A Wy macie jakieś swoje specjalne, ulubione rytuały?

Zdjęcie pochodzi z profilu Nomadic Dairy na Facebooku

29 myśli na temat “11/52 – Rytuały

  1. Staram się unikać rutyny. Nie zawsze się da niemniej uważam, że co kilka lat należy zmienić projekt, firmę, przeprowadzić się w inne miejsce aby posmakować czegoś nowego.

    Polubienie

    1. Zgadzam sie, jednak rytuały to nie to samo co rutyna. Ulubione rytuały mozna wplesc w kazda nową rutyne. To czynnosci, ktore sa dla nas wazne bez wzgledu na to, jak wyglada nasze zycie.

      Polubienie

  2. U mnie jedynie poranki są takie same i takim rytuałem można nazwać choćby to, że do sklepu wychodzę zawsze punktualnie o 5.30 🙂 Można ode mnie zegarki nastawiać 🙂 Niestety w trakcie dnia już zdaję się na to co przyniesie los, a niestety zawsze jest coś do zrobienia, szczególnie wiosną… Z jednej strony to dobrze, bo gdy dopada mnie dół to nie mam możliwości leżeć jak debil i gapić sie w okno, a depresja niestety sprzyja takim zachowaniem, o czym przekonuję się głównie zimą… Z drugiej wieczorem mięsień dokucza…

    Polubienie

  3. Swoją drogą, ja zawsze zaraz po przebudzeniu sięgam po papierosa… Ale płucka przez noc odpoczywają, to nie dziwota że się od razu po przebudzeniu trucizny chce 🙂 Budzika w ogóle nie używam. Dni, gdy udaje mi się dospać dłużej niż do 4tej można w ciągu roku zliczyć na palcach jednej ręki 🙂 A te Twoje wieczorne podziękowania mi sie podobają.. Ja też to robię, z tym że pod konkretnym adresem 🙂

    Polubienie

  4. Jeszcze coś muszę wytłumaczyć! 🙂 Z tym gapieniem się jak debil w okno…. Pani N. zawsze się wściekała gdy dzwoniąc pytała co porabiam, a ja twierdziłem że leżę i gapię się w sufit/okno. Może to dziwnie brzmi, ale przy tym skurwysyństwie spędzenie dnia na łóżku i gapienie się w okno nie jest niczym nadzwyczajnym… Na szczęście mnie dopada to rzadko, ale na grupach depresyjnych można przeczytać o dużo gorszych „odjazdach”. Wolę dopowiedzieć, żeby nie było niejasności 🙂 I to tyle, teraz spadam na łóżko 🙂

    Polubione przez 1 osoba

          1. No tak, każdy ma prawo lubić coś innego. Hmm, nie mam pomysłu jak to lepiej w słowa ubrać.;)
            Choć w zasadzie mi w tym komentarzu wcale o sex nie chodziło 😜👍

            Polubienie

              1. No fakt, nie rozpisalam się ale mi chodziło ogólnie, że wieczory i poranki całą rodziną zazwyczaj takie same a w ciągu dnia czyli południe i popołudnie to już różnie;)

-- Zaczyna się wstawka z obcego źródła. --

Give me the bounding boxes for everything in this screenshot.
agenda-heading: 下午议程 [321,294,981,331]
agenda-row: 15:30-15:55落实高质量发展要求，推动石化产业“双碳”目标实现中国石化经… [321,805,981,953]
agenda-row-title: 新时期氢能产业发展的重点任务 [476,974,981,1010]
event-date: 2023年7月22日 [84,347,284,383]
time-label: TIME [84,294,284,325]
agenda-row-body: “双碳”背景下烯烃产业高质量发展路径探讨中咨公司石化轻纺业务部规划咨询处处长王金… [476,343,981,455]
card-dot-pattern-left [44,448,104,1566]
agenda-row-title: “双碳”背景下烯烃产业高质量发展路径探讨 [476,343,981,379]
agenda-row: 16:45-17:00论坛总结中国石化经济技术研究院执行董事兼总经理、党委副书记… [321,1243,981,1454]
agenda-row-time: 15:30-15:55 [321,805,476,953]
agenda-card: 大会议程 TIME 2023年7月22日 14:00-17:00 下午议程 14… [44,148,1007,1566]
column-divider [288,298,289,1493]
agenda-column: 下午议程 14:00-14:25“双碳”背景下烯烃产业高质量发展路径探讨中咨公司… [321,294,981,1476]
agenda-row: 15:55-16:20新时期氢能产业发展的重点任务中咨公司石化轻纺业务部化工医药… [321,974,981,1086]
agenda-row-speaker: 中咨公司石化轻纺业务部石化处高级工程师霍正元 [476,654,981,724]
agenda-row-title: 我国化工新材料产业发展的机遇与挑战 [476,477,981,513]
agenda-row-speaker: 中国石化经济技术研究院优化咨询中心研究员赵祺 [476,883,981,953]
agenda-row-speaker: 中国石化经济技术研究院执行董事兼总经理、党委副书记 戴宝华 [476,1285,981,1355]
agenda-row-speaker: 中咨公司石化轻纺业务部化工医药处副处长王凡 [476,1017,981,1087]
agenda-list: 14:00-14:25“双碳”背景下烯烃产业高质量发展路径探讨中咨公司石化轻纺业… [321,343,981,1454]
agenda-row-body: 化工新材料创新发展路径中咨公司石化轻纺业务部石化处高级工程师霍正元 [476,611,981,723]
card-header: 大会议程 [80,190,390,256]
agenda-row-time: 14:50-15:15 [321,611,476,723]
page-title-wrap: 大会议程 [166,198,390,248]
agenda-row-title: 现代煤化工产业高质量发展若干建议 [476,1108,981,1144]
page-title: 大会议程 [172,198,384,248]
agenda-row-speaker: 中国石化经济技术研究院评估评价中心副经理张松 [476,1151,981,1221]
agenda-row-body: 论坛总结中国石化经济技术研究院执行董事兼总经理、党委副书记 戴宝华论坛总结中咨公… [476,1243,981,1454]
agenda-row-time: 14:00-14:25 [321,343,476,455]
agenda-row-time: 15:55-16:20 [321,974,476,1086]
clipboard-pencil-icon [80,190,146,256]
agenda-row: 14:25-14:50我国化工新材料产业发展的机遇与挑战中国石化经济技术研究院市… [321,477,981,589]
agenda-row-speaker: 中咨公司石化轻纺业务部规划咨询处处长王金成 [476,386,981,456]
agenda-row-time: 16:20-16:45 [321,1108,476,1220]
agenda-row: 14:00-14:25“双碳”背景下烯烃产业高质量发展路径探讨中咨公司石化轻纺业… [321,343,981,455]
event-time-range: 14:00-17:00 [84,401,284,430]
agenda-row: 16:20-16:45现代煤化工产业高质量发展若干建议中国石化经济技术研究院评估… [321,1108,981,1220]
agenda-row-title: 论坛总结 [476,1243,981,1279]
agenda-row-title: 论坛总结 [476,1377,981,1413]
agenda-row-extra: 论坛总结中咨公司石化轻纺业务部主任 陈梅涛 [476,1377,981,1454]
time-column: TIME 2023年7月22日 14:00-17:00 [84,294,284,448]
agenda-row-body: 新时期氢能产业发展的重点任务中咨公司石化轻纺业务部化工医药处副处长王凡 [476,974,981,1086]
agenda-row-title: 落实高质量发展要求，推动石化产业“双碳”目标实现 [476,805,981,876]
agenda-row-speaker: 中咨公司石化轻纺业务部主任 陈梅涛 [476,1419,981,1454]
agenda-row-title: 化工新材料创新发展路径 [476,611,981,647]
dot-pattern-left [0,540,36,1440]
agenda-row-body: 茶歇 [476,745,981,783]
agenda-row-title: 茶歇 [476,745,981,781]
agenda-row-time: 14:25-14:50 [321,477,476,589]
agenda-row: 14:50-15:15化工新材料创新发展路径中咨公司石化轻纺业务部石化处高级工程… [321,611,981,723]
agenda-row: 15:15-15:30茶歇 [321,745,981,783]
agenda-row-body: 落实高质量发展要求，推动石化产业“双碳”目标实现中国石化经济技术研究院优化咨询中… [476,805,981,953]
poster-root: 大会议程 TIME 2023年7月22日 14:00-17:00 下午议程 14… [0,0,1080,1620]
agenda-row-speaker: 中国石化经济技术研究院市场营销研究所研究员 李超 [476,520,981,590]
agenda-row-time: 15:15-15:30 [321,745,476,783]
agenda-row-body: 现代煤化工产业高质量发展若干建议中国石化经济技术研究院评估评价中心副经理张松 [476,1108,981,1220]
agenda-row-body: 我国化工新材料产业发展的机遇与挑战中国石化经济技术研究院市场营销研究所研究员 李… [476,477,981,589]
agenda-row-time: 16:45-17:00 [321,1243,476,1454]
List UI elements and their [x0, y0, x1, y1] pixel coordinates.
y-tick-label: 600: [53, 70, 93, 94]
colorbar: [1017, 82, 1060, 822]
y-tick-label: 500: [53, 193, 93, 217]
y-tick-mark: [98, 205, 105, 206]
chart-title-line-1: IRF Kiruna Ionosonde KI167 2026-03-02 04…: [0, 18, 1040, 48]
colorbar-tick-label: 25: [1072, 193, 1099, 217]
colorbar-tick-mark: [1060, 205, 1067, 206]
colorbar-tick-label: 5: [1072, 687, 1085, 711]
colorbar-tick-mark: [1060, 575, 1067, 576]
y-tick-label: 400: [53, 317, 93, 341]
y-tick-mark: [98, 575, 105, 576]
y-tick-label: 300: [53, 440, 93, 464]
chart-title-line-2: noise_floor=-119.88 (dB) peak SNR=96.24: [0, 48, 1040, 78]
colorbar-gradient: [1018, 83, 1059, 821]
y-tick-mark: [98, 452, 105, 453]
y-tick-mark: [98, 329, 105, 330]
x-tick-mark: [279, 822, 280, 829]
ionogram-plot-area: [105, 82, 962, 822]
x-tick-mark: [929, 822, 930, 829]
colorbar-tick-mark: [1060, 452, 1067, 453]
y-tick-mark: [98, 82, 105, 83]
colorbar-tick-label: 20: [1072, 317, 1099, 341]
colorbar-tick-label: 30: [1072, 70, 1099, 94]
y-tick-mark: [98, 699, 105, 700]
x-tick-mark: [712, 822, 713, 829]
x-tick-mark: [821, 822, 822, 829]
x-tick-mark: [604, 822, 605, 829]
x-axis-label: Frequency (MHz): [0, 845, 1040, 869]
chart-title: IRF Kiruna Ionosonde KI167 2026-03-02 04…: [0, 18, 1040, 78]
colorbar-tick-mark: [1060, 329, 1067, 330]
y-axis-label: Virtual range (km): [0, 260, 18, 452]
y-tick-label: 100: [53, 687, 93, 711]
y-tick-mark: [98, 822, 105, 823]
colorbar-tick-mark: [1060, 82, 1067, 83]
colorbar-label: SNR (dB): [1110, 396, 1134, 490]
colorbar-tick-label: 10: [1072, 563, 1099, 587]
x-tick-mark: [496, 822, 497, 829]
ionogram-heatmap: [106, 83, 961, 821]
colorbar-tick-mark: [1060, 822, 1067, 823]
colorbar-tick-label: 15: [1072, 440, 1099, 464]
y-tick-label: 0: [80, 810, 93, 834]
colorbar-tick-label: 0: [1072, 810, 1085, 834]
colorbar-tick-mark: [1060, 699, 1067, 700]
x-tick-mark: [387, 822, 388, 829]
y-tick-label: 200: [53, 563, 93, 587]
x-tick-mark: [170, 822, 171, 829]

                Polubienie

  5. Kiedyś wstawałam o 5, by przed pracą poćwiczyć w spokoju, żeby facet się na mnie nie gaoił. Ale w zimowej porze jest za ciemno i za zimno, więc rytuał się nie przyjął. Za to teraz zawsze rano drapię się szczoteczką po całym ciele niczym kot o drapak, potem medytuję, a potem śniadanie, praca, dom, zajęcia na rurze/kole. Wieczorem kolejny rytuał w postaci rozciągania, po czym zasypiam,, energetyzując” oczy- po prostu nakrywam je dłońmi i jakby wygrzewam. Potrzebują odpoczynku po całym dniu ślipania w ekran.